Après six ans, il quitte l’ONF et passe au secteur privé pour
réaliser ses films en toute liberté. Le réalisateur devient
copropriétaire et directeur artistique d’Onyx film, la première grande
compagnie de production indépendante au Québec. Il met aussi la main à
la pâte comme scénariste et monteur. Il ne boude pas la télévision et réalise des variétés comme Place aux Jérolas en 1967 et  Place à Olivier Guimond
en 1968. Il a à son crédit plus d’une centaine de publicités. Gilles
Carle participe également à la création de la muraille audiovisuelle du
Pavillon du Québec de l’Exposition universelle de Montréal de 1967 et
réalise pour l’Office du film du Québec Québec à l’heure de l’Expo.

LE CONFLIT

De 1968 à 1980, il réalise des films très divers du point de vue des
histoires et des personnages, mais qui se focalisent sur un thème : le
conflit, conséquence d’une exploitation. C’est le cas de :

  • Le viol d’une jeune fille douce (1968)
  • Red (1969)
  • La vraie nature de Bernadette (1972)
  • La mort d’un bûcheron (1973)
  • Les corps célestes (1973)
  • La tête de Normande St-Onge (1975)
  • Fantastica (1980)

Ce dernier film inaugure le Festival de Cannes en 1980. Entretemps,
il a fondé les productions Carle-Lamy, avec Pierre Lamy, en 1971.

LA FEMME ET LA SOCIÉTÉ

Un autre thème récurrent de son oeuvre : la femme, ses rapports avec les
hommes et la société. À la plupart des films ci-haut mentionnés,
s’ajoutent Les Mâles (1970), L’ange et la femme (1977) et Maria Chapdelaine (1983). La femme, autant dans sa vie que dans son cinéma, portera un nom pendant 10 ans : celui de Carole Laure. Égérie autant qu’actrice, elle
inspire au scénariste et réalisateur quelques-uns de ses meilleurs
films. Les films qu’elle tourne avec Gilles Carle lancent sa carrière
non seulement au Québec, mais aussi en France.

LES PETITES GENS

Un troisième thème prisé par le réalisateur-scénariste-producteur : les petites gens. Après La vie heureuse de Léopold Z, qui raconte les aventures d’un déneigeur la veille de Noël, il y aura Les Plouffe (1981), d’après le roman de Roger Lemelin, Le crime d’Ovide Plouffe (1984) et Pudding Chômeur (1996).

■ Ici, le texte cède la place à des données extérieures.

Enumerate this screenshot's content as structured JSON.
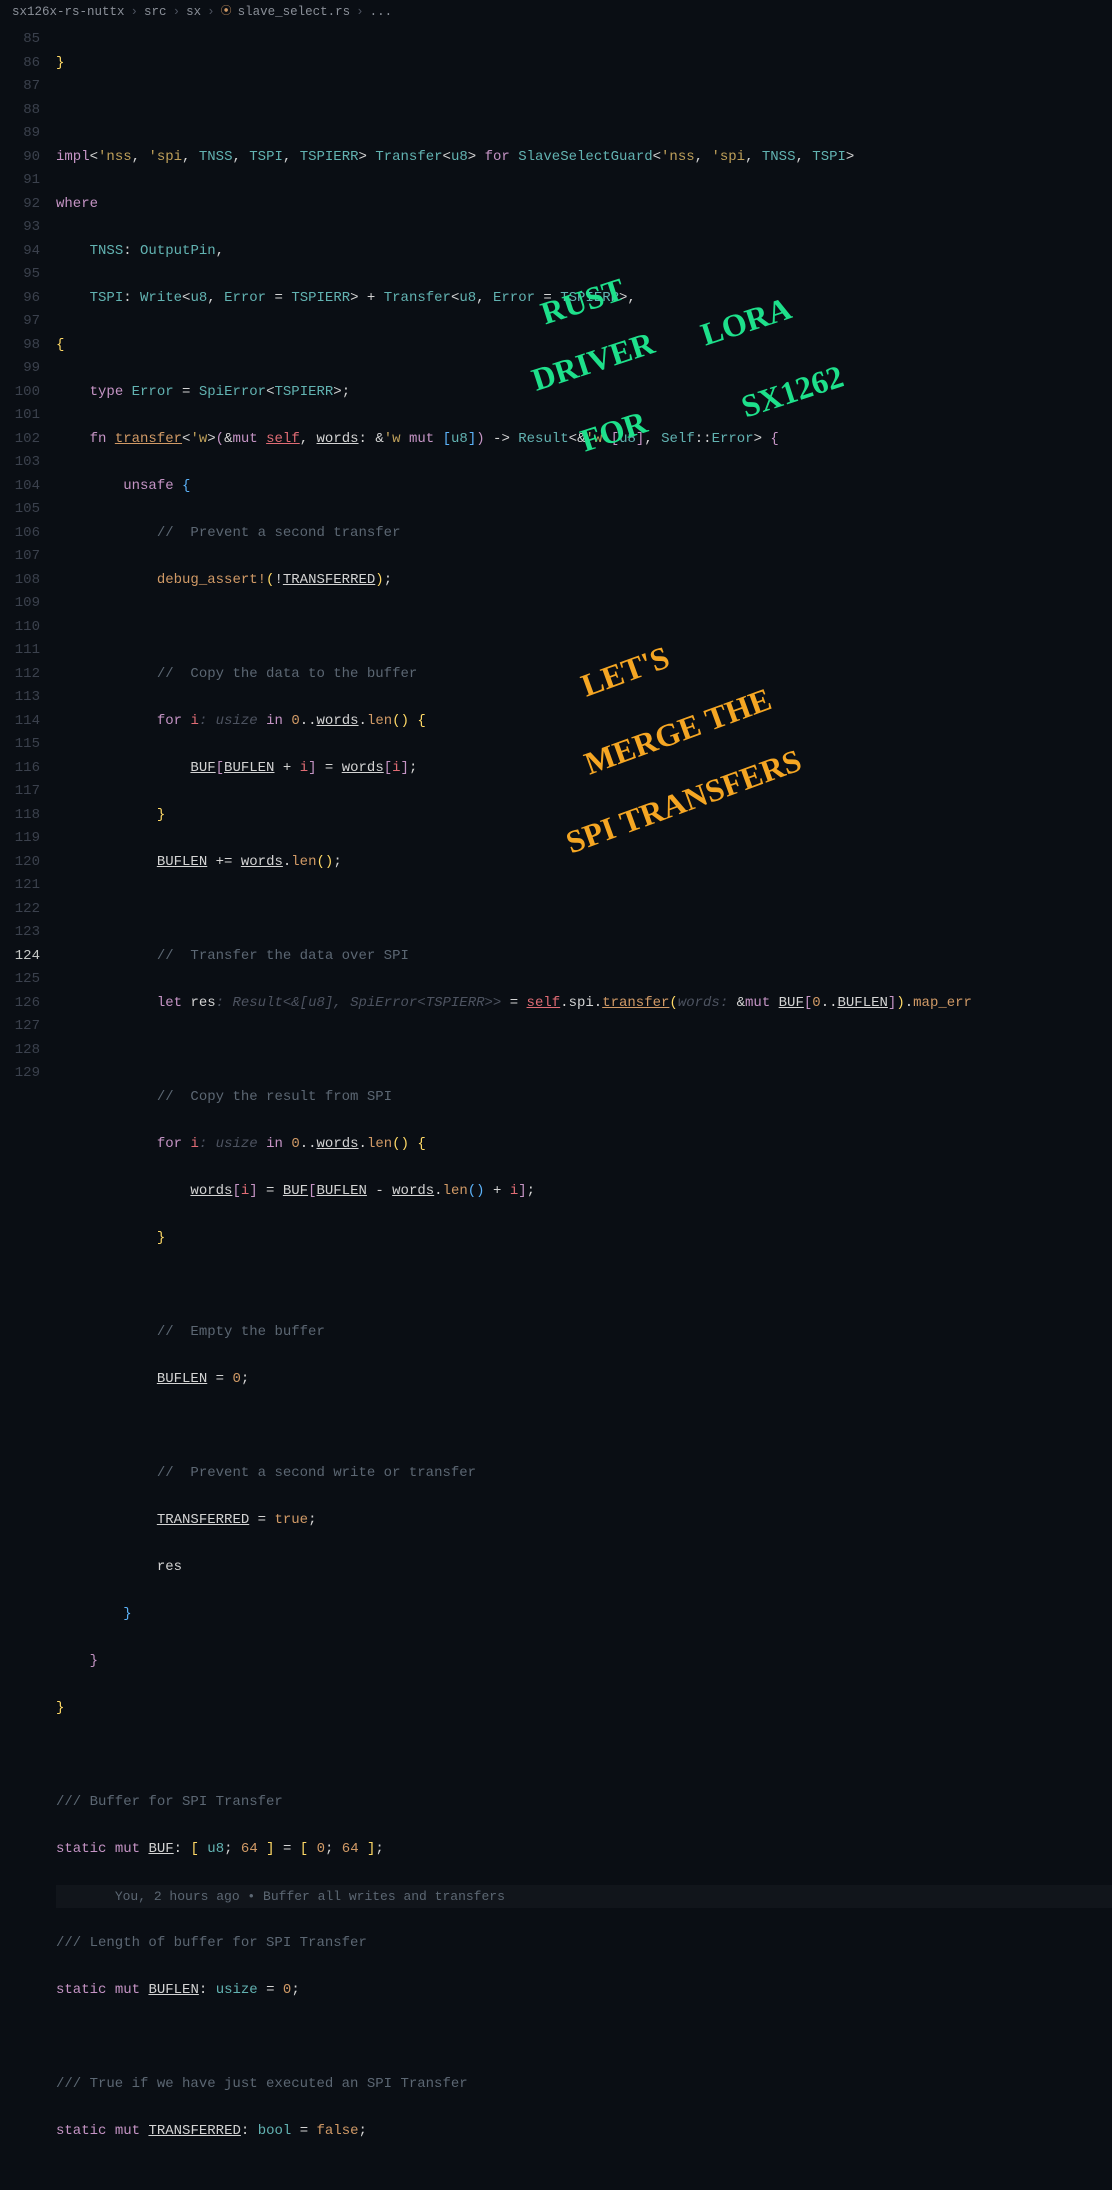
{
  "breadcrumb": {
    "parts": [
      "sx126x-rs-nuttx",
      "src",
      "sx",
      "slave_select.rs",
      "..."
    ],
    "file_icon": "⦿"
  },
  "gutter": {
    "start": 85,
    "end": 129,
    "current": 124
  },
  "annotations": {
    "green1": "RUST",
    "green2": "DRIVER",
    "green3": "FOR",
    "green4": "LORA",
    "green5": "SX1262",
    "orange1": "LET'S",
    "orange2": "MERGE THE",
    "orange3": "SPI TRANSFERS"
  },
  "code": {
    "l85": "}",
    "impl_kw": "impl",
    "for_kw": "for",
    "where_kw": "where",
    "tnss": "TNSS",
    "tspi": "TSPI",
    "tspierr": "TSPIERR",
    "transfer": "Transfer",
    "u8": "u8",
    "slaveselectguard": "SlaveSelectGuard",
    "lt_nss": "'nss",
    "lt_spi": "'spi",
    "lt_w": "'w",
    "outputpin": "OutputPin",
    "write": "Write",
    "error": "Error",
    "type_kw": "type",
    "spierror": "SpiError",
    "fn_kw": "fn",
    "transfer_fn": "transfer",
    "mut_kw": "mut",
    "self_kw": "self",
    "words": "words",
    "result": "Result",
    "self_ty": "Self",
    "unsafe_kw": "unsafe",
    "cm_prevent": "//  Prevent a second transfer",
    "debug_assert": "debug_assert!",
    "transferred": "TRANSFERRED",
    "cm_copy_to": "//  Copy the data to the buffer",
    "for_loop_kw": "for",
    "i": "i",
    "usize": "usize",
    "in_kw": "in",
    "len": "len",
    "buf": "BUF",
    "buflen": "BUFLEN",
    "cm_transfer": "//  Transfer the data over SPI",
    "let_kw": "let",
    "res": "res",
    "hint_result": ": Result<&[u8], SpiError<TSPIERR>> ",
    "spi": "spi",
    "hint_words": "words: ",
    "map_err": "map_err",
    "cm_copy_from": "//  Copy the result from SPI",
    "cm_empty": "//  Empty the buffer",
    "zero": "0",
    "cm_prevent2": "//  Prevent a second write or transfer",
    "true": "true",
    "false": "false",
    "cm_buf": "/// Buffer for SPI Transfer",
    "static_kw": "static",
    "arr64": "64",
    "codelens": "You, 2 hours ago • Buffer all writes and transfers",
    "cm_buflen": "/// Length of buffer for SPI Transfer",
    "cm_transferred": "/// True if we have just executed an SPI Transfer",
    "bool": "bool"
  }
}
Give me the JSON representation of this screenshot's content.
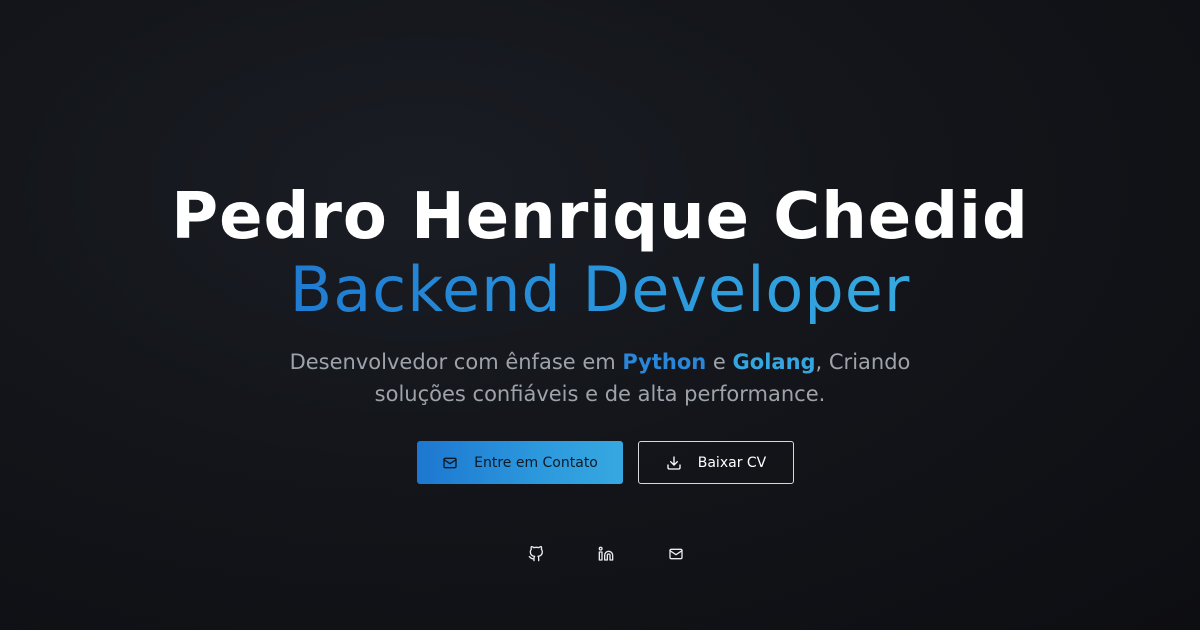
{
  "hero": {
    "name": "Pedro Henrique Chedid",
    "role": "Backend Developer",
    "description": {
      "before": "Desenvolvedor com ênfase em ",
      "python": "Python",
      "middle": " e ",
      "golang": "Golang",
      "after_line1": ", Criando",
      "line2": "soluções confiáveis e de alta performance."
    }
  },
  "buttons": {
    "contact_label": "Entre em Contato",
    "contact_icon": "mail-icon",
    "cv_label": "Baixar CV",
    "cv_icon": "download-icon"
  },
  "social": [
    {
      "icon": "github-icon"
    },
    {
      "icon": "linkedin-icon"
    },
    {
      "icon": "mail-icon"
    }
  ],
  "colors": {
    "background": "#13151a",
    "accent_start": "#1d77d0",
    "accent_end": "#36a8e1",
    "python": "#2a86d8",
    "golang": "#35a6df",
    "muted_text": "#9ea3ab"
  }
}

On ne connaît qu’un seul échec critique et commercial dans la carrière de Gilles Carle : La guêpe (1986). Il attendra six ans avant de réaliser un autre film de fiction, La postière, avec Chloé Sainte-Marie. Cette dernière reste avec lui, même après que la maladie l’eut frappé.

Le réalisateur revient au documentaire et tourne notamment :

  • Cinéma, cinéma (coréal. W. Nold)
  • Ô Picasso
  • Vive Québec! (1988)
  • Le diable d’Amérique (1990)
  • Montréal off (1991)
  • Le sang du chasseur (1994)
  • L’honneur des grandes neiges (1994)

En 1997-1998, il se lance dans une télésérie sur l’histoire du Québec, intitulée Épopée en Amérique. En 1998, sentant que l’heure du bilan est venue, Gilles Carles signe Moi, j’me fais mon cinéma, une autobiographie filmée. Au début des années 90, il apprend qu’il est atteint de la maladie de
Parkinson : ce diagnostic bouleverse sa vie. Soutenu par sa compagne,
Chloé Ste-Marie, il combat jusqu’à la fin cette maladie, qui  lui  a volé
peu à peu l’usage de la parole et de ses mouvements. Au tournant de
l’an 2000, sa maladie l’oblige à abandonner progressivement son métier.

DES PRIX ET DES HONNEURS

Les films de Gilles Carle ont remporté 25 Génie et Canadian Film Awards. En 1989, ONF 50 ans
décroche la Palme d’or du court métrage, au Festival de Cannes. Il
reçoit le prix Albert-Tessier pour l’ensemble de son oeuvre, en 1990.
L’académie des Jutra lui remet le Jutra-hommage en 2001. La France
reconnaît son talent en le décorant de la Légion d’honneur.